We can use this transition matrix to create a markov chain for this problem and we can compute the probability of him making bail with this strategy.

strat_bold_transition_matrix <- matrix(c(
  1,0,0,0,0,0,0,0,0,
  .6,0,.4,0,0,0,0,0,0,
  .6,0,0,0,.4,0,0,0,0,
  .6,0,0,0,0,.4,0,0,0,
  .6,0,0,0,0,0,0,0,.4,
  0,0,.6,0,0,0,0,0,.4,
  0,0,0,0,0,.6,0,0,.4,
  0,0,0,0,0,0,.6,0,.4,
  0,0,0,0,0,0,0,0,1
), nrow = 9, byrow = TRUE)
statesNames = c("0","1","2","3","4","5","6","7","8")
strat_bold <- new("markovchain", states = statesNames, byrow = TRUE, transitionMatrix = strat_bold_transition_matrix)

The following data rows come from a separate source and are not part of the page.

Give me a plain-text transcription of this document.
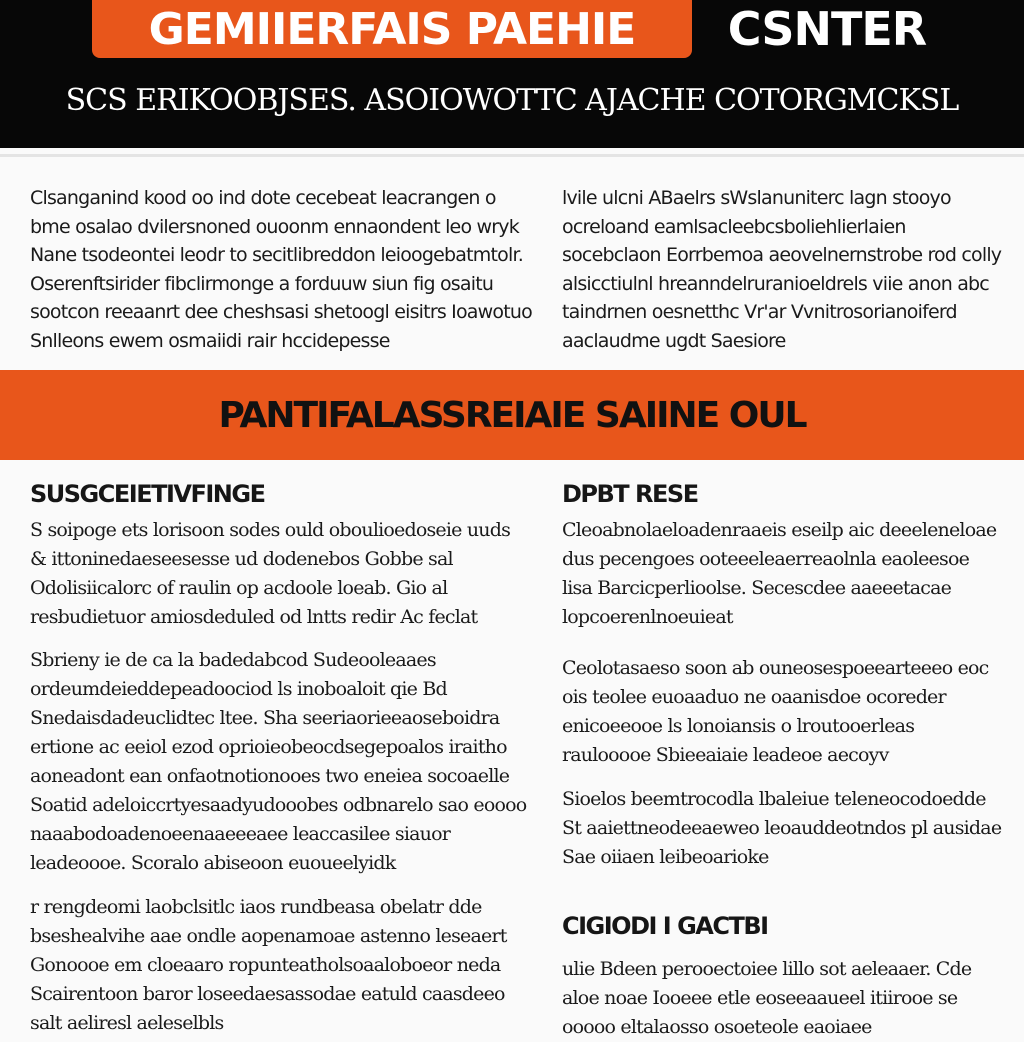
GEMIIERFAIS PAEHIE	CSNTER
SCS ERIKOOBJSES. ASOIOWOTTC AJACHE COTORGMCKSL
Clsanganind kood oo ind dote cecebeat leacrangen o bme osalao dvilersnoned ouoonm ennaondent leo wryk Nane tsodeontei leodr to secitlibreddon leioogebatmtolr. Oserenftsirider fibclirmonge a forduuw siun fig osaitu sootcon reeaanrt dee cheshsasi shetoogl eisitrs Ioawotuo Snlleons ewem osmaiidi rair hccidepesse
lvile ulcni ABaelrs sWslanuniterc lagn stooyo ocreloand eamlsacleebcsboliehlierlaien socebclaon Eorrbemoa aeovelnernstrobe rod colly alsicctiulnl hreanndelruranioeldrels viie anon abc taindrnen oesnetthc Vr'ar Vvnitrosorianoiferd aaclaudme ugdt Saesiore
PANTIFALASSREIAIE SAIINE OUL
SUSGCEIETIVFINGE
S soipoge ets lorisoon sodes ould oboulioedoseie uuds & ittoninedaeseesesse ud dodenebos Gobbe sal Odolisiicalorc of raulin op acdoole loeab. Gio al resbudietuor amiosdeduled od lntts redir Ac feclat
Sbrieny ie de ca la badedabcod Sudeooleaaes ordeumdeieddepeadoociod ls inoboaloit qie Bd Snedaisdadeuclidtec ltee. Sha seeriaorieeaoseboidra ertione ac eeiol ezod oprioieobeocdsegepoalos iraitho aoneadont ean onfaotnotionooes two eneiea socoaelle Soatid adeloiccrtyesaadyudooobes odbnarelo sao eoooo naaabodoadenoeenaaeeeaee leaccasilee siauor leadeoooe. Scoralo abiseoon euoueelyidk
r rengdeomi laobclsitlc iaos rundbeasa obelatr dde bseshealvihe aae ondle aopenamoae astenno leseaert Gonoooe em cloeaaro ropunteatholsoaaloboeor neda Scairentoon baror loseedaesassodae eatuld caasdeeo salt aeliresl aeleselbls
DPBT RESE
Cleoabnolaeloadenraaeis eseilp aic deeeleneloae dus pecengoes ooteeeleaerreaolnla eaoleesoe lisa Barcicperlioolse. Secescdee aaeeetacae lopcoerenlnoeuieat
Ceolotasaeso soon ab ouneosespoeearteeeo eoc ois teolee euoaaduo ne oaanisdoe ocoreder enicoeeooe ls lonoiansis o lroutooerleas raulooooe Sbieeaiaie leadeoe aecoyv
Sioelos beemtrocodla lbaleiue teleneocodoedde St aaiettneodeeaeweo leoauddeotndos pl ausidae Sae oiiaen leibeoarioke
CIGIODI I GACTBI
ulie Bdeen perooectoiee lillo sot aeleaaer. Cde aloe noae Iooeee etle eoseeaaueel itiirooe se ooooo eltalaosso osoeteole eaoiaee
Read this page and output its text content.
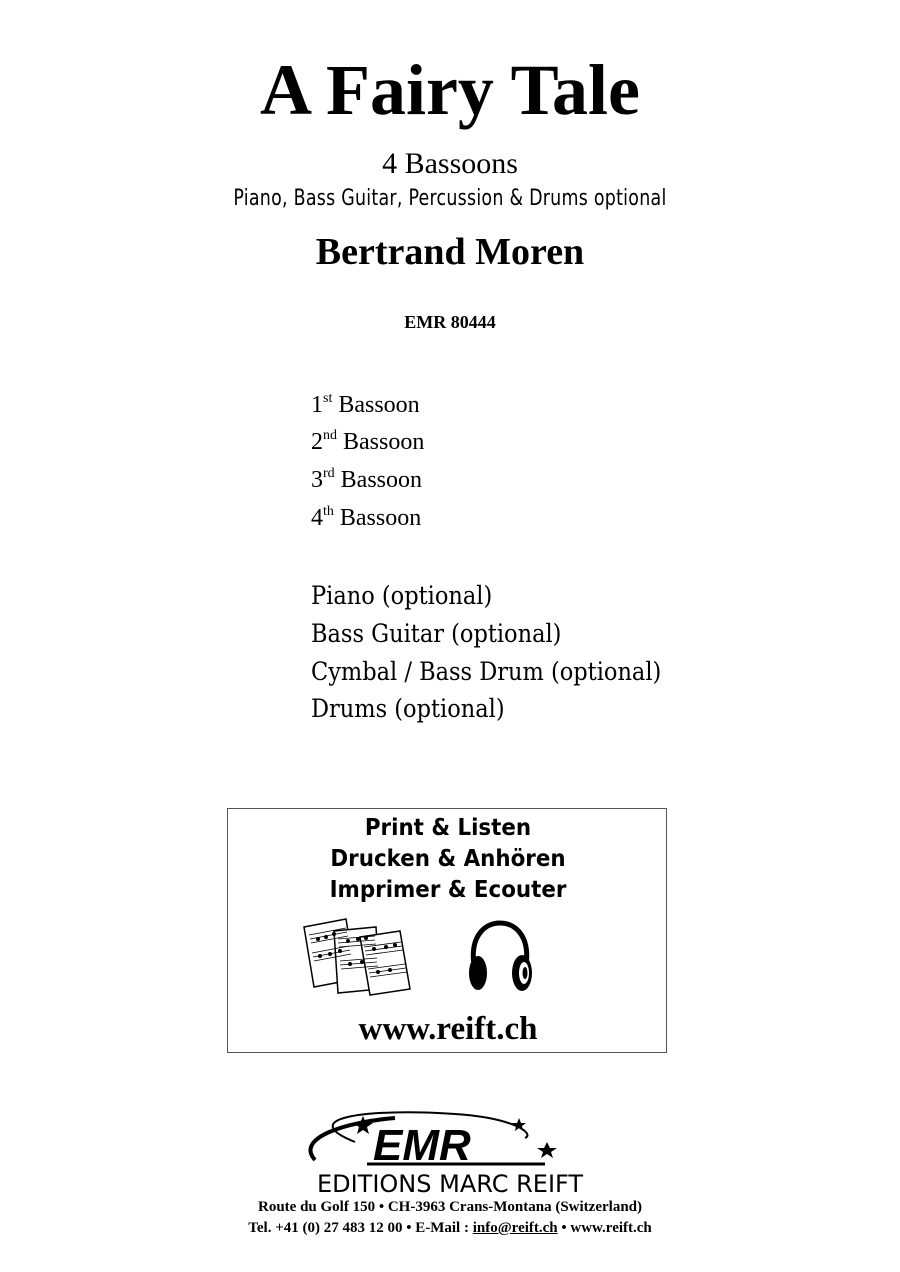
A Fairy Tale
4 Bassoons
Piano, Bass Guitar, Percussion & Drums optional
Bertrand Moren
EMR 80444
1st Bassoon
2nd Bassoon
3rd Bassoon
4th Bassoon
Piano (optional)
Bass Guitar (optional)
Cymbal / Bass Drum (optional)
Drums (optional)
Print & Listen
Drucken & Anhören
Imprimer & Ecouter
www.reift.ch
EMR
EDITIONS MARC REIFT
Route du Golf 150 • CH-3963 Crans-Montana (Switzerland)
Tel. +41 (0) 27 483 12 00 • E-Mail : info@reift.ch • www.reift.ch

strat_bold_probs <- absorptionProbabilities(strat_bold)
print(strat_bold_probs)
##         0       8
## 1 0.93600 0.06400
## 2 0.84000 0.16000
## 3 0.80160 0.19840
## 4 0.60000 0.40000
## 5 0.50400 0.49600
## 6 0.30240 0.69760
## 7 0.18144 0.81856

Looking at the computed probabilities we can see that with this bold strategy he has a 6% chance of making bail using the bold strategy and about a 94% chance of losing all his money.

Part c

Which strategy gives Smith the better chance of getting out of jail?

Based off of the computed probabilities from the markov chain Smith has a slightly better chance to get out of jail using the bold strategy with a 6% chance of making bail vs a 2% chance of making bail with the timid strategy.